One of my students recently asked about the freeze method in Ruby (as it came up in one of their interviews). So we popped into an irb session. And well…I was surprised.

Aside: Something to keep in mind about learning. When you’re surprised, when your predictions don’t come true about how something works, it’s a gift. An opportunity to uncover something, to understand deeper, etc.

So let me share with you what I discovered! This is a quick but an interesting one. Here we go!

We know about constants in ruby. (Here’s a refresher[add link to last post]). Constants in ruby are not really like constants in other programming languages. We can reassign them. But…we make them real constants by calling freeze and then we won’t be able to change their values. Right…?

Not so much.

>> MY_CONSTANT = "foo".freeze
=> "foo"
     
>> MY_CONSTANT = "bar"
(irb):47: warning: already initialized constant MY_CONSTANT
(irb):45: warning: previous definition of MY_CONSTANT was here             
=> "bar"                                                                   

>> MY_CONSTANT
=> "bar"

We can reassign the constant MY_CONSTAN to a new value even though we used freeze.

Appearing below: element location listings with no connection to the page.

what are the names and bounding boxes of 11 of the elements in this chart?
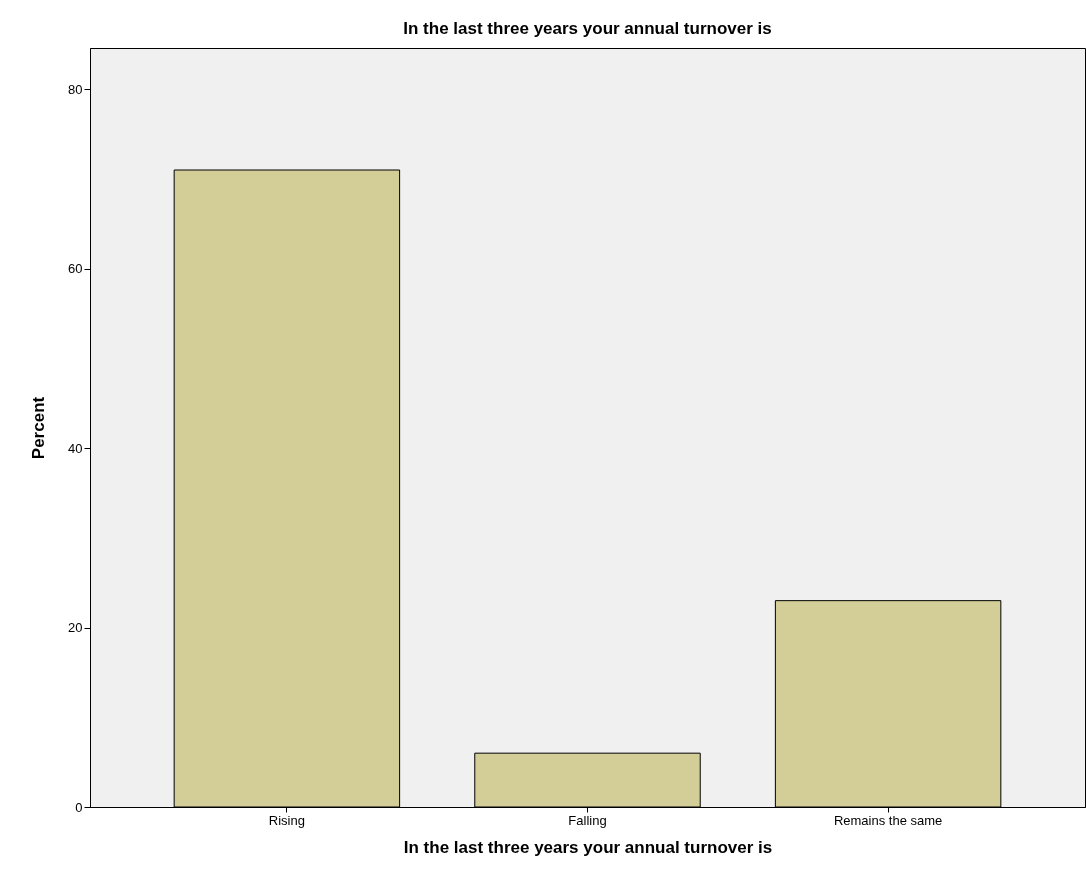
chart-title: In the last three years your annual turnover is [403,19,772,38]
y-axis-title: Percent [29,396,49,460]
y-tick-label: 60 [68,261,83,277]
x-tick-label: Rising [268,812,305,828]
y-tick-label: 20 [68,620,83,636]
y-tick-label: 0 [75,799,83,815]
y-tick-label: 80 [68,81,83,97]
y-tick-label: 40 [68,440,83,456]
x-tick-label: Falling [568,812,607,828]
x-axis-title: In the last three years your annual turnover is [403,837,773,857]
x-tick-label: Remains the same [833,812,943,828]
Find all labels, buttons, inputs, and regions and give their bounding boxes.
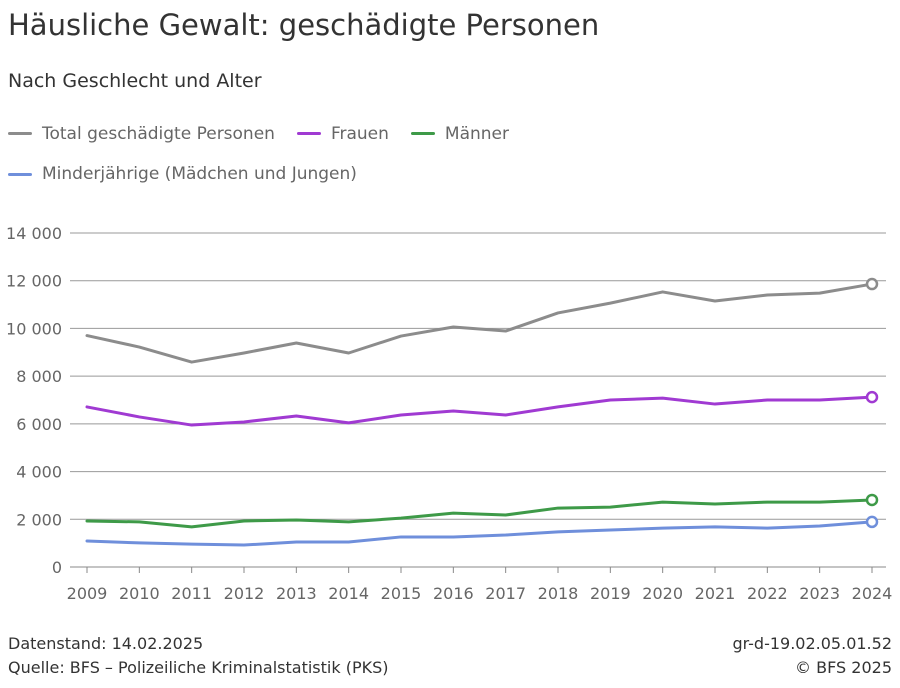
chart-subtitle: Nach Geschlecht und Alter (8, 70, 262, 92)
copyright: © BFS 2025 (795, 658, 892, 677)
legend-label: Männer (444, 123, 510, 144)
x-tick-label: 2013 (276, 584, 317, 603)
y-tick-label: 12 000 (6, 272, 62, 291)
source: Quelle: BFS – Polizeiliche Kriminalstati… (8, 658, 389, 677)
x-tick-label: 2019 (590, 584, 631, 603)
legend-item[interactable]: Frauen (296, 121, 389, 147)
series-end-marker (865, 493, 879, 507)
y-tick-label: 14 000 (6, 224, 62, 243)
x-tick-label: 2010 (119, 584, 160, 603)
series-end-marker (865, 515, 879, 529)
legend-item[interactable]: Männer (410, 121, 510, 147)
legend-swatch (8, 172, 32, 176)
x-tick-label: 2012 (224, 584, 265, 603)
x-tick-label: 2018 (538, 584, 579, 603)
x-tick-label: 2024 (852, 584, 893, 603)
legend-swatch (8, 132, 32, 135)
series-end-marker (865, 277, 879, 291)
x-tick-label: 2009 (67, 584, 108, 603)
y-tick-label: 8 000 (16, 367, 62, 386)
legend: Total geschädigte Personen Frauen Männer Mi… (8, 120, 888, 201)
x-tick-label: 2021 (695, 584, 736, 603)
x-tick-label: 2014 (328, 584, 369, 603)
series-line (85, 498, 874, 529)
x-tick-label: 2023 (799, 584, 840, 603)
x-tick-label: 2015 (381, 584, 422, 603)
x-tick-label: 2020 (642, 584, 683, 603)
legend-label: Minderjährige (Mädchen und Jungen) (42, 164, 357, 184)
series-line (85, 282, 874, 364)
series-end-marker (865, 390, 879, 404)
legend-swatch (410, 132, 435, 135)
x-tick-label: 2017 (485, 584, 526, 603)
y-tick-label: 4 000 (16, 463, 62, 482)
series-line (85, 520, 874, 547)
legend-label: Total geschädigte Personen (42, 123, 275, 144)
legend-item[interactable]: Total geschädigte Personen (8, 121, 275, 147)
x-tick-label: 2022 (747, 584, 788, 603)
y-tick-label: 0 (52, 558, 62, 577)
x-tick-label: 2011 (171, 584, 212, 603)
chart-title: Häusliche Gewalt: geschädigte Personen (8, 8, 600, 42)
y-tick-label: 6 000 (16, 415, 62, 434)
graphic-code: gr-d-19.02.05.01.52 (732, 634, 892, 653)
legend-swatch (296, 132, 321, 135)
legend-label: Frauen (330, 123, 389, 144)
y-tick-label: 2 000 (16, 510, 62, 529)
legend-item[interactable]: Minderjährige (Mädchen und Jungen) (8, 161, 357, 187)
y-tick-label: 10 000 (6, 319, 62, 338)
datenstand: Datenstand: 14.02.2025 (8, 634, 204, 653)
series-line (85, 395, 874, 427)
x-tick-label: 2016 (433, 584, 474, 603)
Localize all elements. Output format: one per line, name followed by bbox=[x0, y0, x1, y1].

So what is freeze good for then? If we can still reassign? It makes the value “foo” immutable.

>> MY_CONSTANT << "bar"
(irb):46:in `<main>': can't modify frozen String: "foo" (FrozenError)

We cannot change the string “foo” by concatenating “bar” to it. We get a runtime error. We have freezed (frozen?) the value “foo”.

We get a runtime error if we try to modify the value “foo” but we can still reassign the constant to a brand new value (with a warning from the Ruby interpreter).

The important point to note is that there is a difference between changing the value of the object that the constant points to (this is protected by freeze) vs. reassigning the constant to point to some brand new value (freeze allows this).

The below code snippet illustrates this point. Using object_id is a good way to see that both C1 and C2 are pointing to the same object (string “hi”), which is frozen.

>> C1 = "hi".freeze
=> "hi"
>> C2 = C1
=> "hi"
>> C1.object_id
=> 460
>> C2.object_id
=> 460

>> C2 << "bye"
(irb):5:in `<main>': can't modify frozen String: "hi" (FrozenError)

>> C2 += "bye"
(irb):6: warning: already initialized constant C2
(irb):2: warning: previous definition of C2 was here   
=> "hibye"

>> C2
=> "hibye"
>> C1
=> "hi"

>> C2.object_id
=> 480
>> C1.object_id
=> 460

>> C1.frozen?
=> true
>> C2.frozen?
=> false

Then we try to modify the value of “hi” with << to concatenate “bye” to it. That gives us the expected runtime error “FrozenError”. But we can reassign C2 with +=, that creates a new string “hibye” and works fine. We verify that it’s a new string with a different object_id. Now C2 contains a value that is not frozen. And C1 still contains the original frozen value, as we haven’t reassigned that reference.

One related thing I am wondering about is the history of the magic comment # frozen_string_literal: true you may have seen in production ruby files and in rails code. It freezes all of the strings in the file so that we don’t have to litter our code with .freeze all over the place. There is some notion that this helps with performance as we are creating less garbage for GC (I’m not sure, will have to explore this in a later post).

I think there was talk of freezing all string literals by default in Ruby 3. That did not actually happen for backward compatibility reasons. (If you are more familiar with the history over the different versions of Ruby, feel free to reply and share)

One last question to explore, before we wrap up! Is the behavior of freeze different if used with a variable vs. a constant?

Well, since what we are freezing is the value, it should not matter whether the reference is a variable or constant. Let’s confirm.

> foo = "hello".freeze
=> "hello"
> foo << "bye"
(irb):2:in `<main>': can't modify frozen String: "hello" (FrozenError)

> FOO = "hi".freeze
=> "hi"
> FOO << "bye"
(irb):4:in `<main>': can't modify frozen String: "hi" (FrozenError)

> FOO = "bye"
(irb):5: warning: already initialized constant FOO
(irb):3: warning: previous definition of FOO was here
=> "bye"

> foo = "bye"
=> "bye"

So we have variable foo and a constant FOO. We get a runtime error in both cases when we try to modify a frozen value with <<. For reassignment we get a warning for a constant. And reassigning a variable like foo is fine and natural thing to do. So all good there.

This confirms that freeze doesn’t have anything to do with the reference (a variable or a constant) but with the value that the reference is pointing at. We can freeze the value but we can still reassign the reference to a brand new value. No problem. If the reference is a constant we’ll get a warning is all.

Now freeze is much more clear to me, hope for you too.

P.S. Feel free to add to this if there is more about freeze I didn’t cover. Happy to share replies and update this post.